İşte Bu Doktor İndir

Annem kapıdan karşılardı babamı Biz ise yarış ederdik almak için elindeki torbayı sırtındaki paltoyu Islanmış çoraplar sobanın üzerinde kururken bir tıslama sesiyle, damlacık olur düşerdi alın teri gibi bir bir ...

Belli ki defalarca pençe görmüş ayakkabısı artık görevini tamamlamış bir emektar gibi köşeye çekileceği zamanı bekliyordu çaresizce Çaresizliği sahibindendi

Yenilenmesine en büyük engeldi Hemen sofralar kurulur besmele ile oturulur Köyden gelen çökeleğimiz tereyağımız en büyük azığımız Lükstü zeytin bize ama zengindi soframız birdik beraberdik Gülmeyi de , ağlamayı da , mücadeleyi de birlikte öğrendik .

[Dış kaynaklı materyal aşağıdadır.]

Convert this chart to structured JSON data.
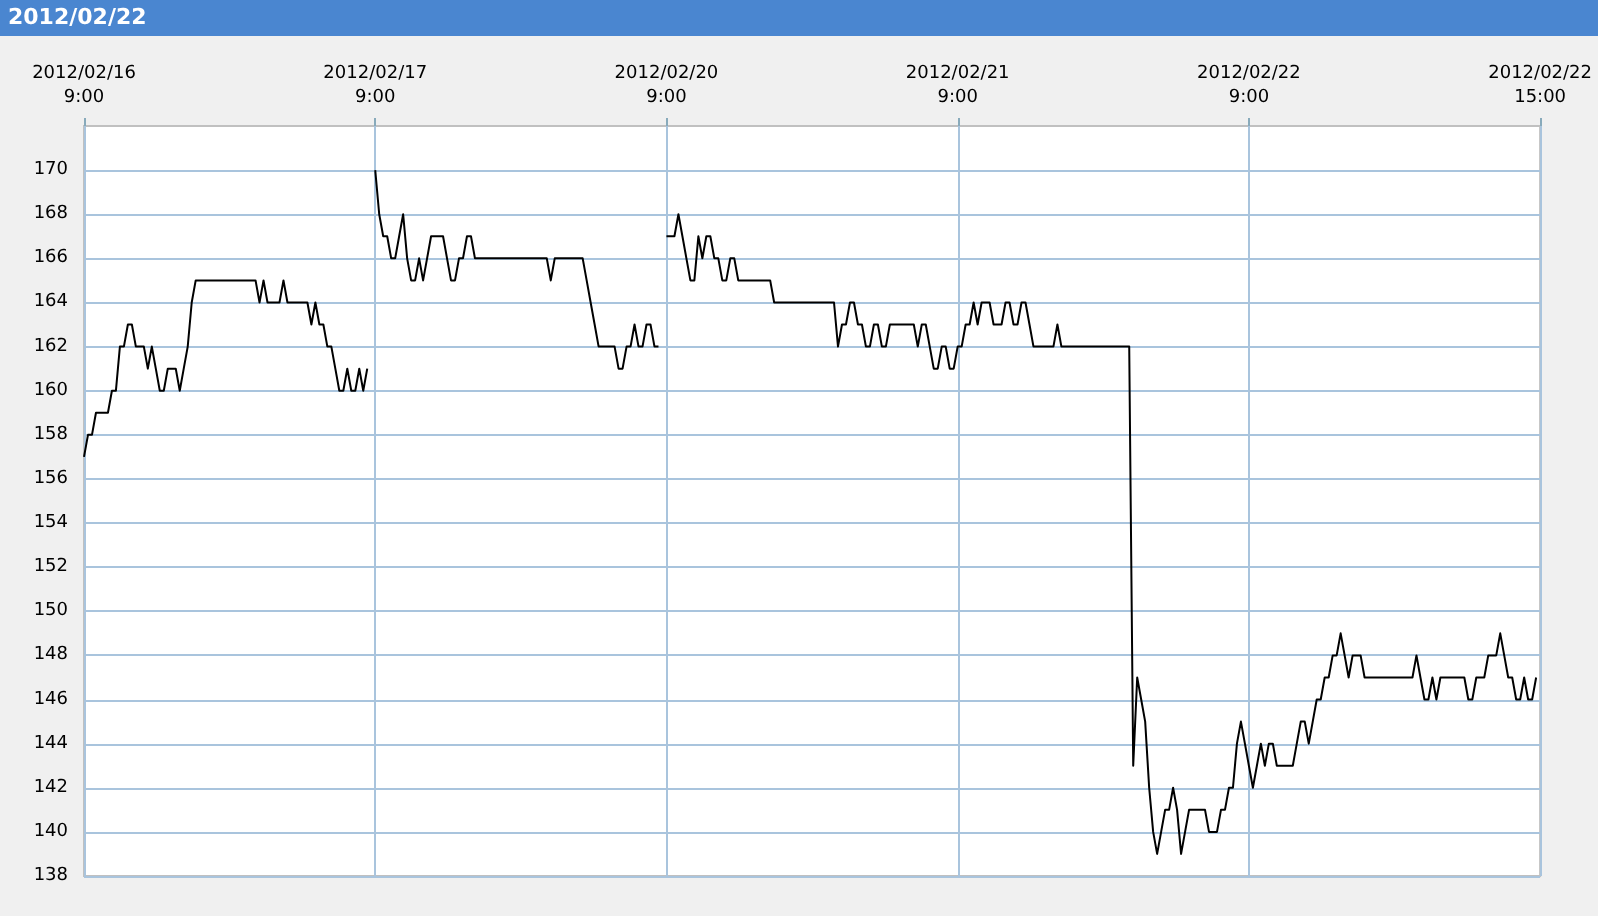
{
  "chart_data": {
    "type": "line",
    "title": "2012/02/22",
    "categories": [
      "2012/02/16\n9:00",
      null,
      null,
      null,
      null,
      null,
      null,
      null,
      null,
      null,
      null,
      null,
      null,
      null,
      null,
      null,
      null,
      null,
      null,
      null,
      null,
      null,
      null,
      null,
      null,
      null,
      null,
      null,
      null,
      null,
      null,
      null,
      null,
      null,
      null,
      null,
      null,
      null,
      null,
      null,
      null,
      null,
      null,
      null,
      null,
      null,
      null,
      null,
      null,
      null,
      null,
      null,
      null,
      null,
      null,
      null,
      null,
      null,
      null,
      null,
      null,
      null,
      null,
      null,
      null,
      null,
      null,
      null,
      null,
      null,
      null,
      null,
      null,
      "2012/02/17\n9:00",
      null,
      null,
      null,
      null,
      null,
      null,
      null,
      null,
      null,
      null,
      null,
      null,
      null,
      null,
      null,
      null,
      null,
      null,
      null,
      null,
      null,
      null,
      null,
      null,
      null,
      null,
      null,
      null,
      null,
      null,
      null,
      null,
      null,
      null,
      null,
      null,
      null,
      null,
      null,
      null,
      null,
      null,
      null,
      null,
      null,
      null,
      null,
      null,
      null,
      null,
      null,
      null,
      null,
      null,
      null,
      null,
      null,
      null,
      null,
      null,
      null,
      null,
      null,
      null,
      null,
      null,
      null,
      null,
      null,
      null,
      null,
      null,
      "2012/02/20\n9:00",
      null,
      null,
      null,
      null,
      null,
      null,
      null,
      null,
      null,
      null,
      null,
      null,
      null,
      null,
      null,
      null,
      null,
      null,
      null,
      null,
      null,
      null,
      null,
      null,
      null,
      null,
      null,
      null,
      null,
      null,
      null,
      null,
      null,
      null,
      null,
      null,
      null,
      null,
      null,
      null,
      null,
      null,
      null,
      null,
      null,
      null,
      null,
      null,
      null,
      null,
      null,
      null,
      null,
      null,
      null,
      null,
      null,
      null,
      null,
      null,
      null,
      null,
      null,
      null,
      null,
      null,
      null,
      null,
      null,
      null,
      null,
      null,
      "2012/02/21\n9:00",
      null,
      null,
      null,
      null,
      null,
      null,
      null,
      null,
      null,
      null,
      null,
      null,
      null,
      null,
      null,
      null,
      null,
      null,
      null,
      null,
      null,
      null,
      null,
      null,
      null,
      null,
      null,
      null,
      null,
      null,
      null,
      null,
      null,
      null,
      null,
      null,
      null,
      null,
      null,
      null,
      null,
      null,
      null,
      null,
      null,
      null,
      null,
      null,
      null,
      null,
      null,
      null,
      null,
      null,
      null,
      null,
      null,
      null,
      null,
      null,
      null,
      null,
      null,
      null,
      null,
      null,
      null,
      null,
      null,
      null,
      null,
      null,
      "2012/02/22\n9:00",
      null,
      null,
      null,
      null,
      null,
      null,
      null,
      null,
      null,
      null,
      null,
      null,
      null,
      null,
      null,
      null,
      null,
      null,
      null,
      null,
      null,
      null,
      null,
      null,
      null,
      null,
      null,
      null,
      null,
      null,
      null,
      null,
      null,
      null,
      null,
      null,
      null,
      null,
      null,
      null,
      null,
      null,
      null,
      null,
      null,
      null,
      null,
      null,
      null,
      null,
      null,
      null,
      null,
      null,
      null,
      null,
      null,
      null,
      null,
      null,
      null,
      null,
      null,
      null,
      null,
      null,
      null,
      null,
      null,
      null,
      null,
      null,
      "2012/02/22\n15:00"
    ],
    "ylim": [
      138,
      172
    ],
    "yticks": [
      138,
      140,
      142,
      144,
      146,
      148,
      150,
      152,
      154,
      156,
      158,
      160,
      162,
      164,
      166,
      168,
      170
    ],
    "grid": true,
    "marker": "none",
    "line_style": "solid",
    "series": [
      {
        "color": "#000000",
        "values": [
          157,
          158,
          158,
          159,
          159,
          159,
          159,
          160,
          160,
          162,
          162,
          163,
          163,
          162,
          162,
          162,
          161,
          162,
          161,
          160,
          160,
          161,
          161,
          161,
          160,
          161,
          162,
          164,
          165,
          165,
          165,
          165,
          165,
          165,
          165,
          165,
          165,
          165,
          165,
          165,
          165,
          165,
          165,
          165,
          164,
          165,
          164,
          164,
          164,
          164,
          165,
          164,
          164,
          164,
          164,
          164,
          164,
          163,
          164,
          163,
          163,
          162,
          162,
          161,
          160,
          160,
          161,
          160,
          160,
          161,
          160,
          161,
          null,
          170,
          168,
          167,
          167,
          166,
          166,
          167,
          168,
          166,
          165,
          165,
          166,
          165,
          166,
          167,
          167,
          167,
          167,
          166,
          165,
          165,
          166,
          166,
          167,
          167,
          166,
          166,
          166,
          166,
          166,
          166,
          166,
          166,
          166,
          166,
          166,
          166,
          166,
          166,
          166,
          166,
          166,
          166,
          166,
          165,
          166,
          166,
          166,
          166,
          166,
          166,
          166,
          166,
          165,
          164,
          163,
          162,
          162,
          162,
          162,
          162,
          161,
          161,
          162,
          162,
          163,
          162,
          162,
          163,
          163,
          162,
          162,
          null,
          167,
          167,
          167,
          168,
          167,
          166,
          165,
          165,
          167,
          166,
          167,
          167,
          166,
          166,
          165,
          165,
          166,
          166,
          165,
          165,
          165,
          165,
          165,
          165,
          165,
          165,
          165,
          164,
          164,
          164,
          164,
          164,
          164,
          164,
          164,
          164,
          164,
          164,
          164,
          164,
          164,
          164,
          164,
          162,
          163,
          163,
          164,
          164,
          163,
          163,
          162,
          162,
          163,
          163,
          162,
          162,
          163,
          163,
          163,
          163,
          163,
          163,
          163,
          162,
          163,
          163,
          162,
          161,
          161,
          162,
          162,
          161,
          161,
          162,
          162,
          163,
          163,
          164,
          163,
          164,
          164,
          164,
          163,
          163,
          163,
          164,
          164,
          163,
          163,
          164,
          164,
          163,
          162,
          162,
          162,
          162,
          162,
          162,
          163,
          162,
          162,
          162,
          162,
          162,
          162,
          162,
          162,
          162,
          162,
          162,
          162,
          162,
          162,
          162,
          162,
          162,
          162,
          143,
          147,
          146,
          145,
          142,
          140,
          139,
          140,
          141,
          141,
          142,
          141,
          139,
          140,
          141,
          141,
          141,
          141,
          141,
          140,
          140,
          140,
          141,
          141,
          142,
          142,
          144,
          145,
          144,
          143,
          142,
          143,
          144,
          143,
          144,
          144,
          143,
          143,
          143,
          143,
          143,
          144,
          145,
          145,
          144,
          145,
          146,
          146,
          147,
          147,
          148,
          148,
          149,
          148,
          147,
          148,
          148,
          148,
          147,
          147,
          147,
          147,
          147,
          147,
          147,
          147,
          147,
          147,
          147,
          147,
          147,
          148,
          147,
          146,
          146,
          147,
          146,
          147,
          147,
          147,
          147,
          147,
          147,
          147,
          146,
          146,
          147,
          147,
          147,
          148,
          148,
          148,
          149,
          148,
          147,
          147,
          146,
          146,
          147,
          146,
          146,
          147,
          null
        ]
      }
    ]
  }
}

Hep kaybetmekten korktuğumuz en büyük servetimizdi mutluluk Tek bir ayakkabımız vardı.

Tek bir kazak tek bir pantolon Kız erkek önemli değil. Ne fark ederdi ki rengi İster pembe olsun ister mavi Bizim derdimiz sıcak tutsun

Yeter ki Birbirimize arta kalan eskilerimiz Üzmezdi kimseyi öylesine güzel bakardık yani Gözlerimiz ,lapa lapa yağan karı seyre dalarken Kulağımız, sobada devamlı kaynayan güğümün sesinde Hayallerimiz ise , parmaklarımızın ucuyla buğulanmış camlara resimler çizmede ...

Ev , araba ve çokça para.... Derken büyüdük Hayallerimiz gerçeğe, gönüllerimiz bir bilinmeze yelken açtı bir bir.. Kazanırken hayatı kaybettiklerimiz de oldu Kaybettik anamızı , babamızı Hatta bir sofada muhabbeti azık ettiğimiz eşimiz,dostumuz ve akrabamızı Zaman mı değişti biz mi değiştik cevapsız sorularımdan biri hala...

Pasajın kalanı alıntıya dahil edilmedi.